1 Als Pashur, de zoon van Immer, de priester (deze nu was bestelde voorganger in het huis des HEEREN), Jeremia hoorde, diezelve woorden profeterende,
2 Zo sloeg Pashur den profeet Jeremia, en hij stelde hem in de gevangenis, dewelke is in de bovenste poort van Benjamin, die aan het huis des HEEREN is.
3 Maar het geschiedde des anderen daags, dat Pashur Jeremia uit de gevangenis voortbracht; toen zeide Jeremia tot hem: De HEERE noemt uw naam niet Pashur, maar Magor-missabib.
4 Want zo zegt de HEERE: Zie, Ik stel u tot een schrik voor uzelven en voor al uw liefhebbers; die zullen vallen door het zwaard hunner vijanden, dat het uw ogen aanzien; en Ik zal gans Juda geven in de hand des konings van Babel, die hen naar Babel gevankelijk zal wegvoeren, en slaan hen met het zwaard.
5 Ook zal Ik geven al het vermogen dezer stad, en al haar arbeid, en al haar kostelijkheid, en alle schatten der koningen van Juda, Ik zal ze geven in de hand hunner vijanden, die zullen ze roven, zullen ze nemen, en zullen ze brengen naar Babel.

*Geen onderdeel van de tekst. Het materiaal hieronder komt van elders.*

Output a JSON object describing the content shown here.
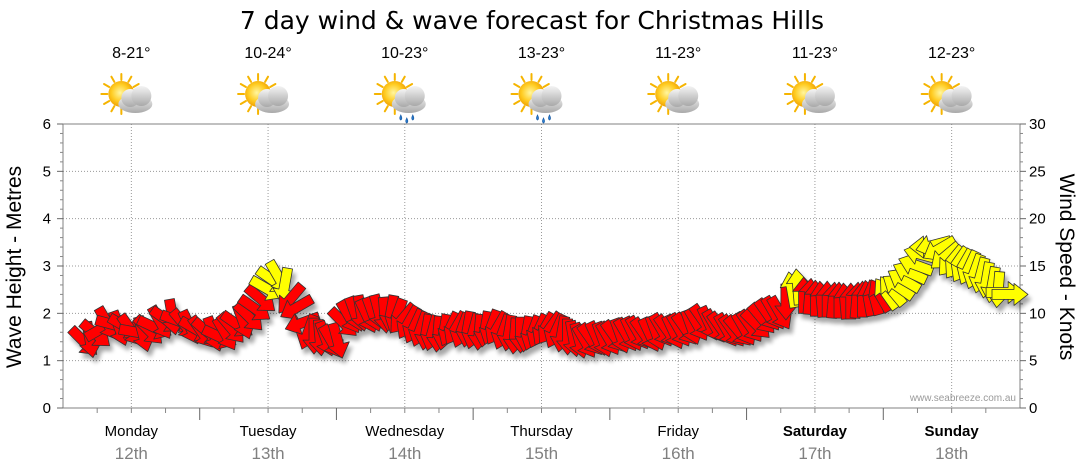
{
  "chart_data": {
    "type": "line",
    "title": "7 day wind & wave forecast for Christmas Hills",
    "ylabel": "Wave Height - Metres",
    "y2label": "Wind Speed - Knots",
    "ylim": [
      0,
      6
    ],
    "y2lim": [
      0,
      30
    ],
    "yticks": [
      "0",
      "1",
      "2",
      "3",
      "4",
      "5",
      "6"
    ],
    "y2ticks": [
      "0",
      "5",
      "10",
      "15",
      "20",
      "25",
      "30"
    ],
    "grid": true,
    "credit": "www.seabreeze.com.au",
    "days": [
      {
        "name": "Monday",
        "date": "12th",
        "temp": "8-21°",
        "icon": "partly-cloudy-icon",
        "weekend": false
      },
      {
        "name": "Tuesday",
        "date": "13th",
        "temp": "10-24°",
        "icon": "partly-cloudy-icon",
        "weekend": false
      },
      {
        "name": "Wednesday",
        "date": "14th",
        "temp": "10-23°",
        "icon": "showers-icon",
        "weekend": false
      },
      {
        "name": "Thursday",
        "date": "15th",
        "temp": "13-23°",
        "icon": "showers-icon",
        "weekend": false
      },
      {
        "name": "Friday",
        "date": "16th",
        "temp": "11-23°",
        "icon": "partly-cloudy-icon",
        "weekend": false
      },
      {
        "name": "Saturday",
        "date": "17th",
        "temp": "11-23°",
        "icon": "partly-cloudy-icon",
        "weekend": true
      },
      {
        "name": "Sunday",
        "date": "18th",
        "temp": "12-23°",
        "icon": "partly-cloudy-icon",
        "weekend": true
      }
    ],
    "colors": {
      "light_wind": "#ff0000",
      "strong_wind": "#ffff00",
      "arrow_stroke": "#333333",
      "date_text": "#808080",
      "grid": "#999999"
    },
    "wind_threshold_knots": 12,
    "series": [
      {
        "values_knots": [
          7,
          7.2,
          7.8,
          8.4,
          8.9,
          8.8,
          8.4,
          8.6,
          8.2,
          8.0,
          7.8,
          8.2,
          8.5,
          9,
          9.3,
          9.6,
          9.2,
          8.8,
          8.5,
          8.3,
          8.0,
          8.0,
          7.8,
          7.5,
          7.8,
          8.4,
          8.8,
          9.1,
          9.6,
          10.5,
          11.5,
          12.6,
          13.5,
          13.8,
          12.9,
          11.5,
          10.6,
          9,
          8,
          7.6,
          7.4,
          7.3,
          7.0,
          7.1,
          9.0,
          9.6,
          9.9,
          10.0,
          9.7,
          9.9,
          10.1,
          9.8,
          10.0,
          9.7,
          9.4,
          9.0,
          8.6,
          8.3,
          8.0,
          7.9,
          7.8,
          8.0,
          8.3,
          8.4,
          8.2,
          8.3,
          8.1,
          8.0,
          8.3,
          8.5,
          8.4,
          8.0,
          7.9,
          7.6,
          7.7,
          7.8,
          7.9,
          8.1,
          8.3,
          8.4,
          8.1,
          7.8,
          7.5,
          7.3,
          7.1,
          7.0,
          7.2,
          7.3,
          7.2,
          7.3,
          7.5,
          7.6,
          7.7,
          7.8,
          7.9,
          7.8,
          7.7,
          7.9,
          8.2,
          8.1,
          8.0,
          8.2,
          8.3,
          8.5,
          8.8,
          9.2,
          8.9,
          8.6,
          8.4,
          8.2,
          8.1,
          8.1,
          8.3,
          8.6,
          8.8,
          9.4,
          9.8,
          10.0,
          10.0,
          11.2,
          12.5,
          12.8,
          11.9,
          11.8,
          11.6,
          11.5,
          11.5,
          11.4,
          11.4,
          11.3,
          11.3,
          11.4,
          11.5,
          11.6,
          11.7,
          11.9,
          12.1,
          12.4,
          12.8,
          13.5,
          14.3,
          15.1,
          16.2,
          17.0,
          17.2,
          16.8,
          16.0,
          15.5,
          15.3,
          15.0,
          14.8,
          14.4,
          14.0,
          13.5,
          13.0,
          12.5,
          12.2,
          12.0
        ],
        "directions_deg": [
          45,
          80,
          40,
          330,
          60,
          15,
          70,
          30,
          55,
          10,
          75,
          45,
          25,
          60,
          35,
          80,
          20,
          50,
          65,
          30,
          55,
          40,
          70,
          25,
          60,
          50,
          35,
          70,
          45,
          35,
          40,
          30,
          35,
          60,
          100,
          130,
          150,
          160,
          110,
          90,
          85,
          70,
          60,
          75,
          45,
          60,
          70,
          80,
          65,
          70,
          75,
          85,
          100,
          110,
          130,
          120,
          115,
          110,
          100,
          105,
          95,
          100,
          115,
          120,
          110,
          100,
          105,
          95,
          100,
          110,
          120,
          110,
          100,
          95,
          90,
          100,
          110,
          115,
          120,
          125,
          115,
          100,
          90,
          80,
          75,
          60,
          55,
          65,
          70,
          60,
          55,
          70,
          60,
          65,
          60,
          55,
          65,
          70,
          60,
          55,
          65,
          60,
          55,
          70,
          60,
          55,
          65,
          60,
          55,
          60,
          55,
          50,
          60,
          55,
          45,
          50,
          55,
          60,
          60,
          90,
          260,
          265,
          270,
          275,
          270,
          265,
          270,
          275,
          270,
          265,
          270,
          275,
          270,
          260,
          255,
          240,
          235,
          230,
          215,
          210,
          205,
          200,
          195,
          180,
          165,
          150,
          140,
          130,
          125,
          120,
          115,
          110,
          105,
          100,
          100,
          95
        ]
      }
    ]
  }
}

6 En gij, Pashur, en alle inwoners van uw huis! gijlieden zult gaan in de gevangenis; en gij zult te Babel komen, en aldaar sterven, en aldaar begraven worden, gij en al uw vrienden, denwelken gij valselijk geprofeteerd hebt.
7 HEERE! Gij hebt mij overreed, en ik ben overreed geworden; Gij zijt mij te sterk geweest, en hebt overmocht; ik ben den gansen dag tot een belachen, een ieder van hen bespot mij.
8 Want sinds ik spreke, roep ik uit, ik roep geweld en verstoring; omdat mij des HEEREN woord den gansen dag tot smaad en tot schimp is.
9 Dies zeide ik: Ik zal Zijner niet gedenken, en niet meer in Zijn Naam spreken; maar het werd in mijn hart als een brandend vuur, besloten in mijn beenderen; en ik bemoeide mij om te verdragen, maar konde niet.
10 Want ik heb gehoord de naspraak van velen, van Magor-missabib, zeggende: Geef ons te kennen, en wij zullen het te kennen geven; al mijn vredegenoten nemen acht op mijn hinking; zij zeggen: Misschien zal hij overreed worden, dan zullen wij hem overmogen, en onze wraak van hem nemen.
11 Maar de HEERE is met mij als een verschrikkelijk Held; daarom zullen mijn vervolgers struikelen, en niets vermogen; zij zijn zeer beschaamd geworden, omdat zij niet verstandiglijk gehandeld hebben; het zal een eeuwige schande zijn, zij zal niet vergeten worden.
12 Gij dan, o HEERE der heirscharen, Die den rechtvaardige proeft, Die de nieren en het hart ziet, laat mij Uw wraak van hen zien, want ik heb U mijn twistzaak ontdekt.
13 Zingt den HEERE, prijst den HEERE; want Hij heeft de ziel des nooddruftigen uit de hand der boosdoeners verlost.
14 Vervloekt zij de dag, op welken ik geboren ben; de dag, op welken mijn moeder mij gebaard heeft, zij niet gezegend!
15 Vervloekt zij de man, die mijn vader geboodschapt heeft, zeggende: U is een jonge zoon geboren, verblijdende hem grotelijks!
16 Ja, dezelve man zij, als de steden, die de HEERE heeft omgekeerd, en het heeft Hem niet berouwd; en hij hore in den morgenstond een geroep, en op den middagtijd een geschrei.
17 Dat Hij mij niet gedood heeft van de baarmoeder af! Of mijn moeder mijn graf geweest is, of haar baarmoeder als van een, die eeuwiglijk zwanger is!
18 Waarom ben ik toch uit de baarmoeder voortgekomen, om moeite en droefenis te zien, en dat mijn dagen in beschaamdheid vergaan?